Telle l’arrivée du vent d’Autan, Midi-Pyrénées vit sa déferlante de drive fermiers : à Albi et Toulouse le 12 septembre, à Saint-Gaudens et Cahors mi-octobre. Ironie du sort, ce concept de circuit court de distribution est emprunté aux Goliaths de la grande distribution qui en ont fait leur fer de lance pour réussir dans le e-commerce. C’est le modèle du « drive piéton » qu’ont choisi les producteurs, soucieux de tisser des liens avec le consommateur. Celui-ci se rend à un rendez-vous hebdomadaire en général avec sa voiture, où il récupère sa commande des mains du producteur. Car c’est bien là que réside l’enjeu du drive fermier : trouver le modèle le plus rentable sans rogner les valeurs essentielles de proximité avec le consommateur. « Contrairement à Rhône-Alpes très en avance sur la multiplicité des circuits courts, il y avait de réelles opportunité pour les drive fermiers en Midi-Pyrénées », explique Marianne Bergès en charge des circuits courts à la Chambre d’agriculture de Haute-Garonne.
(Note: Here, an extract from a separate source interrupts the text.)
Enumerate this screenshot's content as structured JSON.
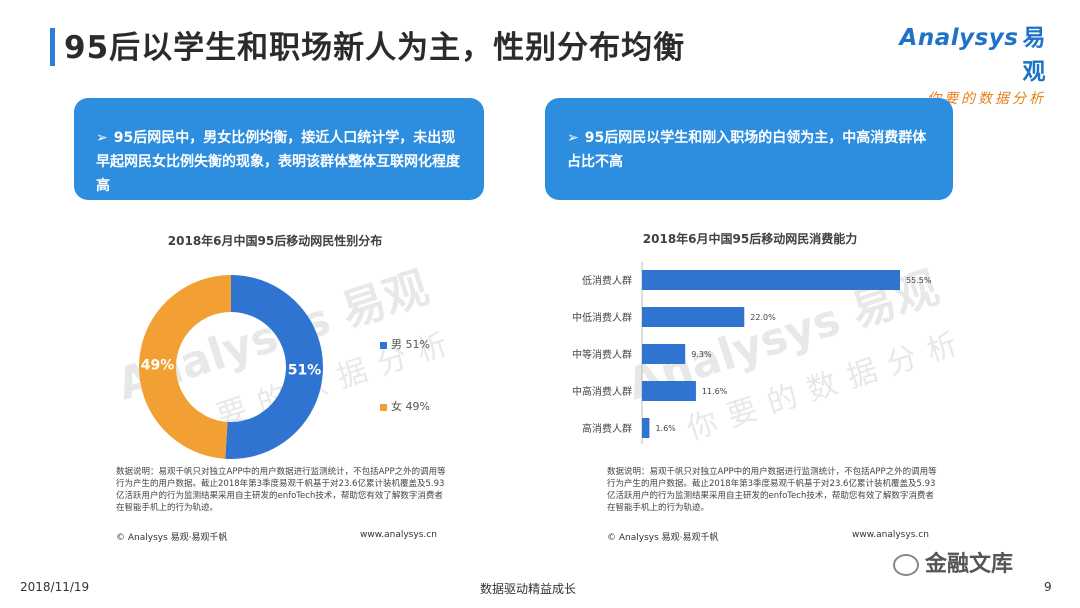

Un an après l’ouverture du drive fermier 82 à Montauban, le bilan est positif. Selon Jean-François Pinel, détaché par la Chambre d’agriculture du Tarn sur le projet, « les producteurs font mieux en chiffre d’affaires sur une livraison hebdomadaire en drive qu’une demi-journée de marché ou une journée de magasin collectif, et 65% des clients sont des nouveaux clients qu’ils n’auraient pas pu toucher autrement. »

Du champ à la web revolution
Avec 38 producteurs membres de l’association et cent commandes par semaine, le drive fermier 82 a atteint son seuil de rentabilité en 6 mois. Chaque mois les producteurs reçoivent leur cote-part, moins 10% qui restent dans les caisses. « Cela couvre les frais de logistique, le salaire d’un jour et demi du responsable et le logiciel » explique Jean-François Pinel. Pour s’initier aux arcanes du e-commerce, les producteurs ont été formés à un logiciel développé par la maison-mère des chambres d’agriculture. Même topo pour le tout jeune drive fermier toulousain qui regroupe 43 adhérents et mise sur 300 commandes hebdomadaires et 2 sites de livraison. Quant au drive fermier d’Albi, les acheteurs ont rendez-vous sur le site commercial Les portes d’Albi, à l’arrière du restaurant de l’hypermarché qui y a vu une complémentarité avec son propre drive.

Reste que certains producteurs revendiquent plus d’autonomie par rapport au modèle porté par les chambres d’agriculture. L’association Les fermiers du Comminges vient de lancer son site de vente en ligne www.comptoirspaysans.org dans le sillage du réseau des CIVAM (Centres d’Initiatives pour Valoriser l’Agriculture et le Milieu rural). Les producteurs gèrent eux-mêmes la coordination, et les livraisons ont lieu au coeur de Saint-Gaudens dans un restaurant qui se fournit en produits bio et locaux.
Aurélie de Varax
Sur la photo : un membre du drive fermier 82 récupère sa commande. Photo : jfp-chambre d’agriculture 82.